The brain puts the pieces together and makes sense of the information that comes through the eye to help us perceive the reality but they, alone, can’t give it the full picture. Humans’ experience of the world is a multisensory one. Our senses work closely together h in a cognitive construction structured perception of the mind to process the surrounding reality. Sometimes, one manipulates what other perceives, like when the colour of food influences smell or taste.

And, sometimes – luckily, fewer times – the even cross themselves, as in Synaesthesia, a cross wiring of the senses that makes someone see colours when hearing noises, for example. There’s believed to be more than the basic five: eyesight, hearing, taste, touch and smell. However, that principle, often traced back to Aristotle’s “De Anima” (“On the Soul”) persists, because a clearer idea of our sensory experience at the neurological level has only recently started to take shape.

Into the Mind’s Eye
The brain makes sense of the information that comes through the eye to give us the full picture.

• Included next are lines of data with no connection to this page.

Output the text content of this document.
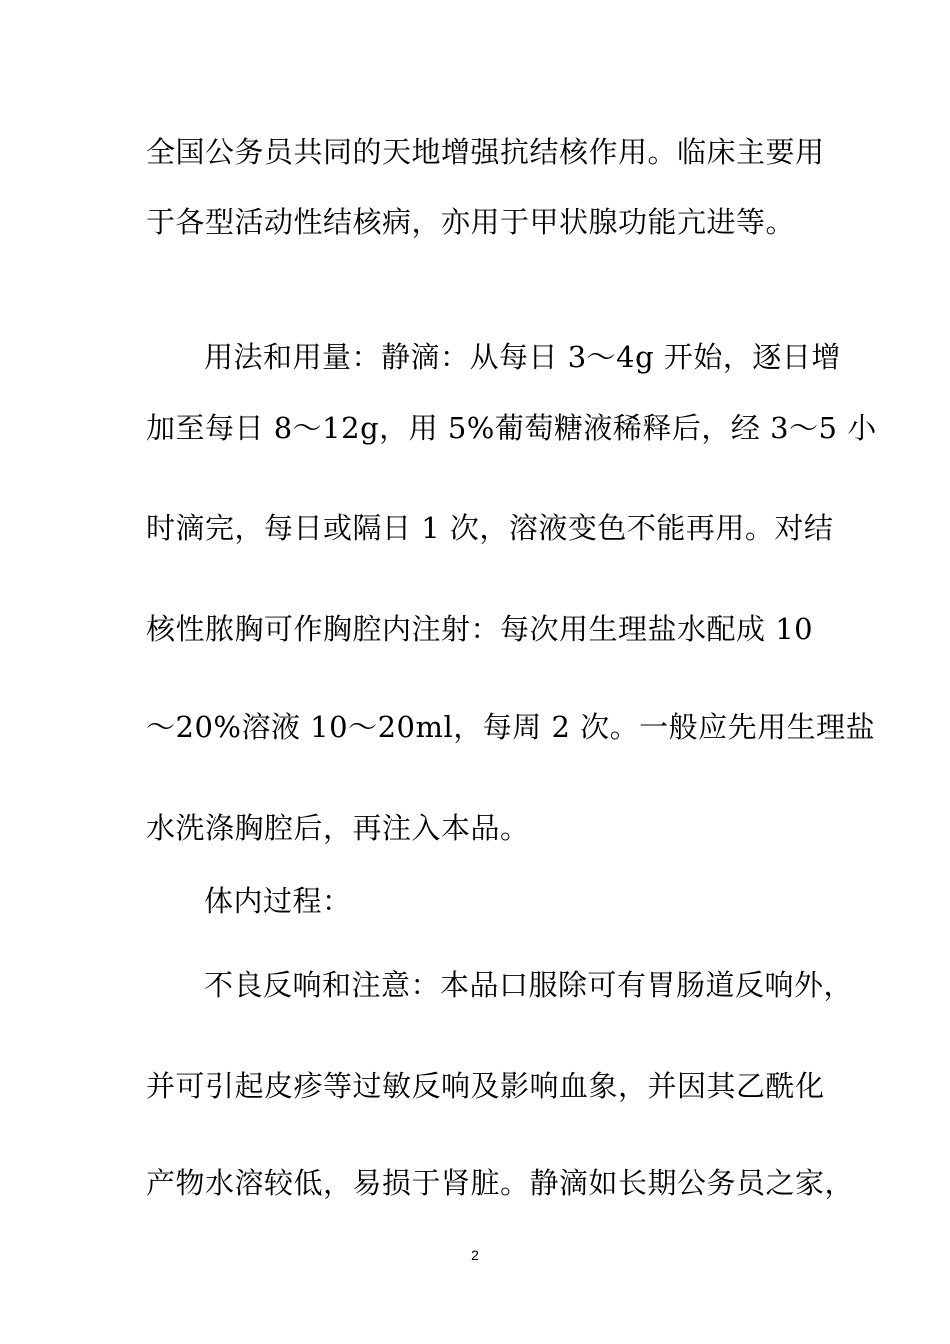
全国公务员共同的天地增强抗结核作用。临床主要用
于各型活动性结核病，亦用于甲状腺功能亢进等。
用法和用量：静滴：从每日 3～4g 开始，逐日增
加至每日 8～12g，用 5%葡萄糖液稀释后，经 3～5 小
时滴完，每日或隔日 1 次，溶液变色不能再用。对结
核性脓胸可作胸腔内注射：每次用生理盐水配成 10
～20%溶液 10～20ml，每周 2 次。一般应先用生理盐
水洗涤胸腔后，再注入本品。
体内过程：
不良反响和注意：本品口服除可有胃肠道反响外，
并可引起皮疹等过敏反响及影响血象，并因其乙酰化
产物水溶较低，易损于肾脏。静滴如长期公务员之家，
2
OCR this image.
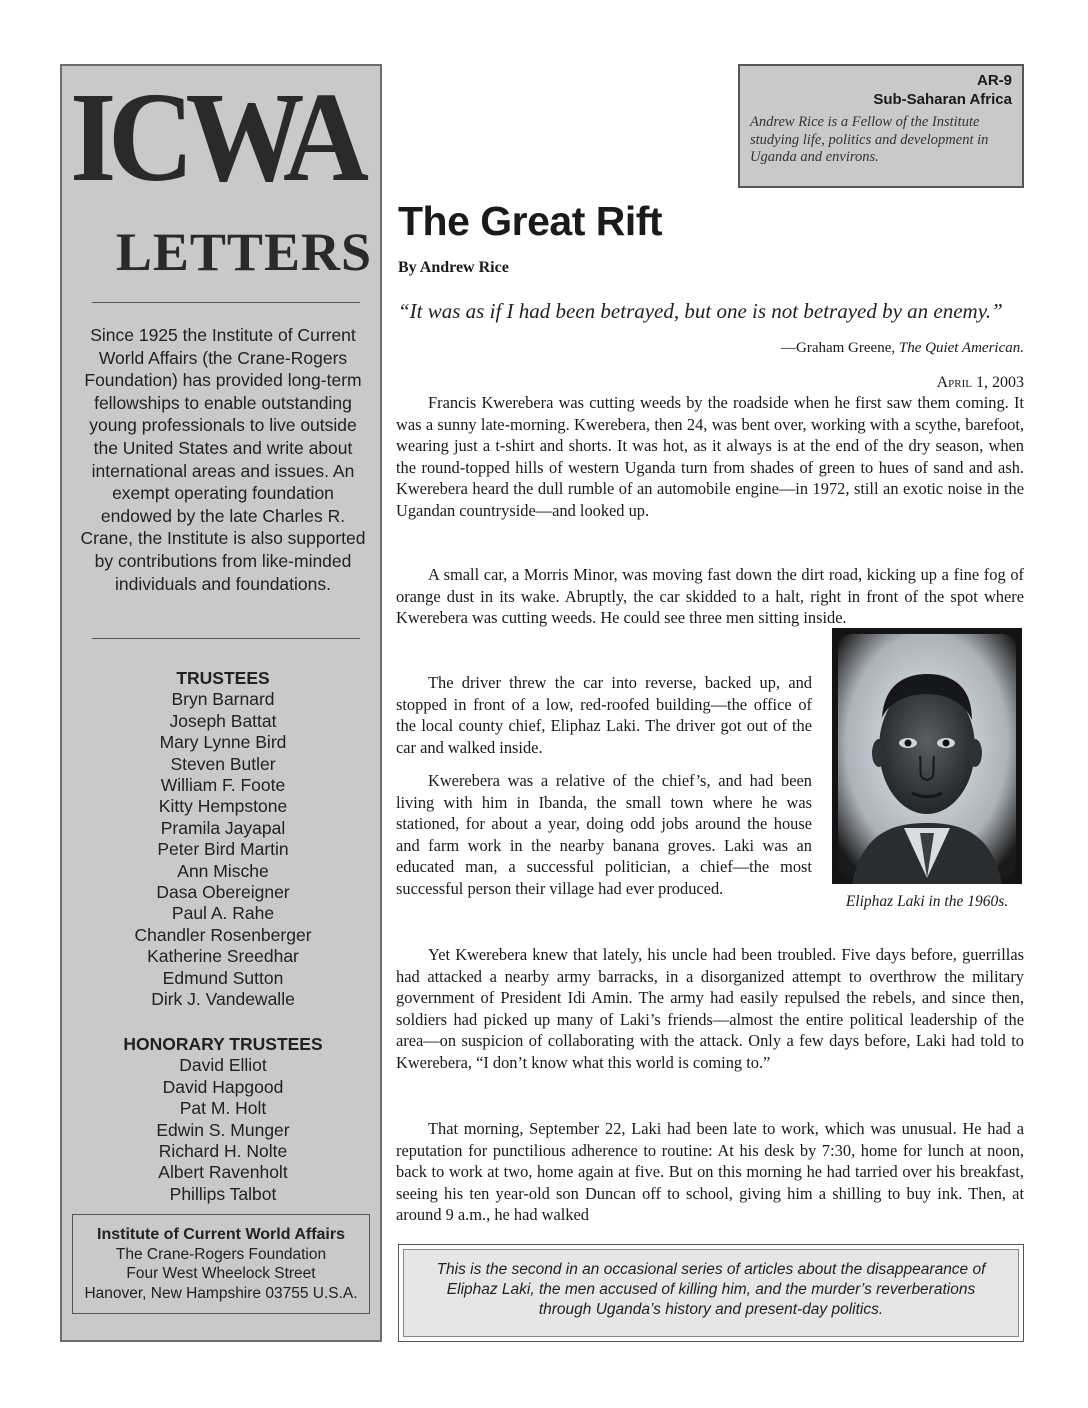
ICWA
LETTERS
Since 1925 the Institute of Current World Affairs (the Crane-Rogers Foundation) has provided long-term fellowships to enable outstanding young professionals to live outside the United States and write about international areas and issues. An exempt operating foundation endowed by the late Charles R. Crane, the Institute is also supported by contributions from like-minded individuals and foundations.
TRUSTEES
Bryn Barnard
Joseph Battat
Mary Lynne Bird
Steven Butler
William F. Foote
Kitty Hempstone
Pramila Jayapal
Peter Bird Martin
Ann Mische
Dasa Obereigner
Paul A. Rahe
Chandler Rosenberger
Katherine Sreedhar
Edmund Sutton
Dirk J. Vandewalle
HONORARY TRUSTEES
David Elliot
David Hapgood
Pat M. Holt
Edwin S. Munger
Richard H. Nolte
Albert Ravenholt
Phillips Talbot
Institute of Current World Affairs
The Crane-Rogers Foundation
Four West Wheelock Street
Hanover, New Hampshire 03755 U.S.A.
AR-9
Sub-Saharan Africa
Andrew Rice is a Fellow of the Institute studying life, politics and development in Uganda and environs.
The Great Rift
By Andrew Rice
“It was as if I had been betrayed, but one is not betrayed by an enemy.”
—Graham Greene, The Quiet American.
April 1, 2003

Francis Kwerebera was cutting weeds by the roadside when he first saw them coming. It was a sunny late-morning. Kwerebera, then 24, was bent over, working with a scythe, barefoot, wearing just a t-shirt and shorts. It was hot, as it always is at the end of the dry season, when the round-topped hills of western Uganda turn from shades of green to hues of sand and ash. Kwerebera heard the dull rumble of an automobile engine—in 1972, still an exotic noise in the Ugandan countryside—and looked up.

A small car, a Morris Minor, was moving fast down the dirt road, kicking up a fine fog of orange dust in its wake. Abruptly, the car skidded to a halt, right in front of the spot where Kwerebera was cutting weeds. He could see three men sitting inside.

The driver threw the car into reverse, backed up, and stopped in front of a low, red-roofed building—the office of the local county chief, Eliphaz Laki. The driver got out of the car and walked inside.

Kwerebera was a relative of the chief’s, and had been living with him in Ibanda, the small town where he was stationed, for about a year, doing odd jobs around the house and farm work in the nearby banana groves. Laki was an educated man, a successful politician, a chief—the most successful person their village had ever produced.

Yet Kwerebera knew that lately, his uncle had been troubled. Five days before, guerrillas had attacked a nearby army barracks, in a disorganized attempt to overthrow the military government of President Idi Amin. The army had easily repulsed the rebels, and since then, soldiers had picked up many of Laki’s friends—almost the entire political leadership of the area—on suspicion of collaborating with the attack. Only a few days before, Laki had told to Kwerebera, “I don’t know what this world is coming to.”

That morning, September 22, Laki had been late to work, which was unusual. He had a reputation for punctilious adherence to routine: At his desk by 7:30, home for lunch at noon, back to work at two, home again at five. But on this morning he had tarried over his breakfast, seeing his ten year-old son Duncan off to school, giving him a shilling to buy ink. Then, at around 9 a.m., he had walked

Eliphaz Laki in the 1960s.
This is the second in an occasional series of articles about the disappearance of Eliphaz Laki, the men accused of killing him, and the murder’s reverberations through Uganda’s history and present-day politics.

In addition to the traditional big five, there is another sense that is critical for the control of our movements and our sense of self and space: this sense is called proprioception (from Latin proprius, meaning “one’s own”, “individual”, and capio, capere, to take or grasp). The ability to touch one’s nose in the darkness is a subject of proprioception, often referred as to “sixth sense”. Some researchers might take the definition of sense further to argue that the senses should be defined by the types of receptors we have, a different sensor meaning a different sense.

Splitting the senses in that way would make it even more complex, considering, for instance, humans have over 1,000 distinct olfactory receptors tuned to different odorous molecules to help them discriminate among 1 trillion different odours. Therefore, should each one count as a different sense?

THE MISSING FILE

A blind spot, also called scotoma, is an obscurity of the visual field due to the lack of photoreceptor cells. This tiny area, about the size of a pinhead, is where the optic nerve and blood vessels leave the eye. Without photoreceptor cells, the eye cannot detect light and send any information about the image to the brain. We don’t usually notice it because the brain typically fills in the missing data it needs, based on the images surrounding the blind spot.